Cette responsabilité de la mère envers l’enfant, ce lien indéfectible et si peu descriptible, surtout pour un homme, me semble effectivement être d’une importance cruciale pour notre espèce. C’est un lien animal et même vivipare qu’il faut savoir respecter. L’enfantement demande à la mère une nécessaire attention à son sein, à cet être faible dans sa chair. De cette importance donnée à l’enfant, ainsi qu’au phénomène, découle ce que nous appelons « l’amour »
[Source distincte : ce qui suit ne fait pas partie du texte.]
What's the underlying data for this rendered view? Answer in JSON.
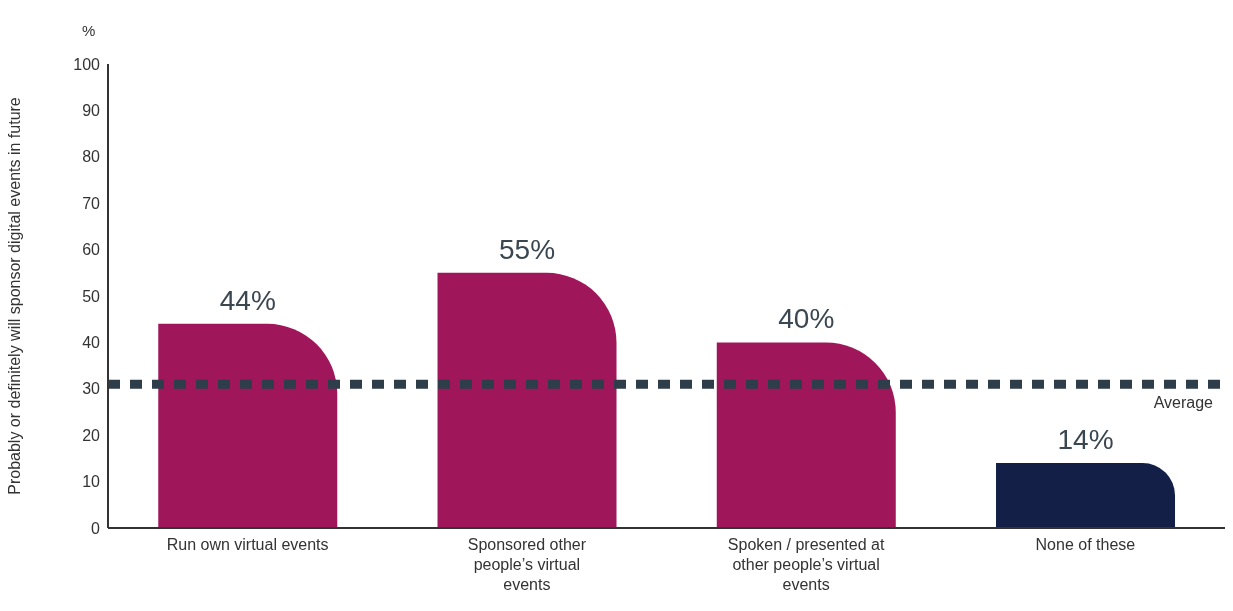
{
  "chart_data": {
    "type": "bar",
    "ylabel": "Probably or definitely will sponsor digital events in future",
    "annotations": [
      "%"
    ],
    "categories": [
      "Run own virtual events",
      "Sponsored other people’s virtual events",
      "Spoken / presented at other people’s virtual events",
      "None of these"
    ],
    "values": [
      44,
      55,
      40,
      14
    ],
    "value_labels": [
      "44%",
      "55%",
      "40%",
      "14%"
    ],
    "colors": [
      "#a0165a",
      "#a0165a",
      "#a0165a",
      "#141f48"
    ],
    "ylim": [
      0,
      100
    ],
    "yticks": [
      0,
      10,
      20,
      30,
      40,
      50,
      60,
      70,
      80,
      90,
      100
    ],
    "grid": false,
    "legend": false,
    "ref_lines": [
      {
        "axis": "y",
        "value": 31,
        "label": "Average",
        "color": "#2d3e4a",
        "line_style": "dashed"
      }
    ]
  }
}
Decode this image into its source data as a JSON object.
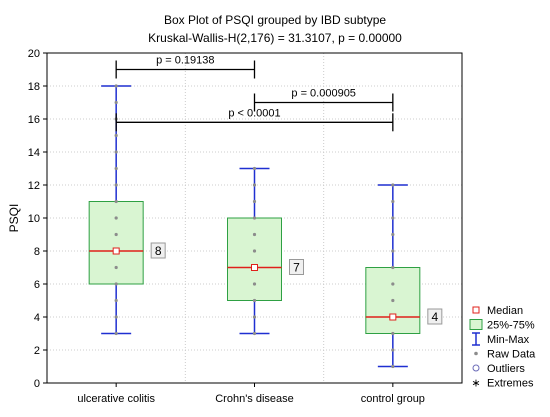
{
  "chart_data": {
    "type": "box",
    "title": "Box Plot of PSQI grouped by  IBD subtype",
    "subtitle": "Kruskal-Wallis-H(2,176) = 31.3107, p = 0.00000",
    "ylabel": "PSQI",
    "xlabel": "",
    "ylim": [
      0,
      20
    ],
    "yticks": [
      0,
      2,
      4,
      6,
      8,
      10,
      12,
      14,
      16,
      18,
      20
    ],
    "grid": true,
    "legend_position": "bottom-right",
    "categories": [
      "ulcerative colitis",
      "Crohn's disease",
      "control group"
    ],
    "boxes": [
      {
        "category": "ulcerative colitis",
        "min": 3,
        "q1": 6,
        "median": 8,
        "q3": 11,
        "max": 18,
        "median_label": "8",
        "raw": [
          3,
          4,
          5,
          6,
          7,
          8,
          9,
          10,
          11,
          12,
          13,
          14,
          15,
          16,
          17,
          18
        ]
      },
      {
        "category": "Crohn's disease",
        "min": 3,
        "q1": 5,
        "median": 7,
        "q3": 10,
        "max": 13,
        "median_label": "7",
        "raw": [
          3,
          4,
          5,
          6,
          7,
          8,
          9,
          10,
          11,
          12,
          13
        ]
      },
      {
        "category": "control group",
        "min": 1,
        "q1": 3,
        "median": 4,
        "q3": 7,
        "max": 12,
        "median_label": "4",
        "raw": [
          1,
          2,
          3,
          4,
          5,
          6,
          7,
          8,
          9,
          10,
          11,
          12
        ]
      }
    ],
    "comparisons": [
      {
        "from": 0,
        "to": 1,
        "y": 19.0,
        "label": "p = 0.19138"
      },
      {
        "from": 1,
        "to": 2,
        "y": 17.0,
        "label": "p = 0.000905"
      },
      {
        "from": 0,
        "to": 2,
        "y": 15.8,
        "label": "p < 0.0001"
      }
    ],
    "legend": [
      {
        "key": "median",
        "label": "Median"
      },
      {
        "key": "iqr",
        "label": "25%-75%"
      },
      {
        "key": "minmax",
        "label": "Min-Max"
      },
      {
        "key": "raw",
        "label": "Raw Data"
      },
      {
        "key": "outliers",
        "label": "Outliers"
      },
      {
        "key": "extremes",
        "label": "Extremes"
      }
    ],
    "colors": {
      "box_fill": "#d9f5d2",
      "box_stroke": "#2ea043",
      "whisker": "#1f2fd1",
      "median": "#e0201b",
      "raw": "#8c8c8c",
      "grid": "#cccccc",
      "extremes": "#e0201b"
    }
  }
}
Ainsi les qualités d’abnégation, de conscience de son « alter-ego », d’affection, de sacrifice, de présence, ont une origine commune dans ce lien originel, entre ces deux êtres qui ont cohabité. Ces paroles de la part d’un homme peuvent paraître méprisante et imposante auprès des femmes. Pourtant, il s’agit ici d’un acte d’humilité. Étranger à cette capacité particulière, je prends totalement conscience du mystère inatteignable qui y règne. Je ne veux pas voir demain une humanité où ce mystère ne serait connu de personne, celle d’une humanité où la fécondité serait considérée comme abjecte et délaissée à la technique, à la machine. Marginaliser ou relativiser l’importance du lien entre la mère biologique et l’enfant c’est donc prendre le risque d’une humanité où les valeurs susnommées seront réduites à des « constructions  culturelles» puis finalement ringardisées et abandonnées, soumises aux aléas de la mode.

Toute la capacité que nous avons donc d’empathie pour notre prochain et pour nos enfants s’inspire de cet amour primordial, inspiré de la nature, si bien qu’un couple adoptif, ne fera que reproduire des valeurs qu’il a lui-même acquis à partir de la représentation que l’on se fait d’un être parfaitement aimant et attentionné : une mère. Mais pour pouvoir inspirer, ce modèle doit continuer à réellement, et largement, exister.

Pour finir, si l’argument naturel ne vous a pas convaincu, écoutons l’histoire de nos langues. Dans la lointaine Sumer, une mère se disait « ama », un mot du fond des âges qui ne quittera jamais le langage parlé . Il deviendra une expression déclinée entre chaque pays et chaque culture : maman, mama, haha. En grec ancien, il prendra le sens « d’ensemble », « d’amalgame ». En latin, il évoluera pour donner naissance au mot que nous utilisons encore tous aujourd’hui : « amour ».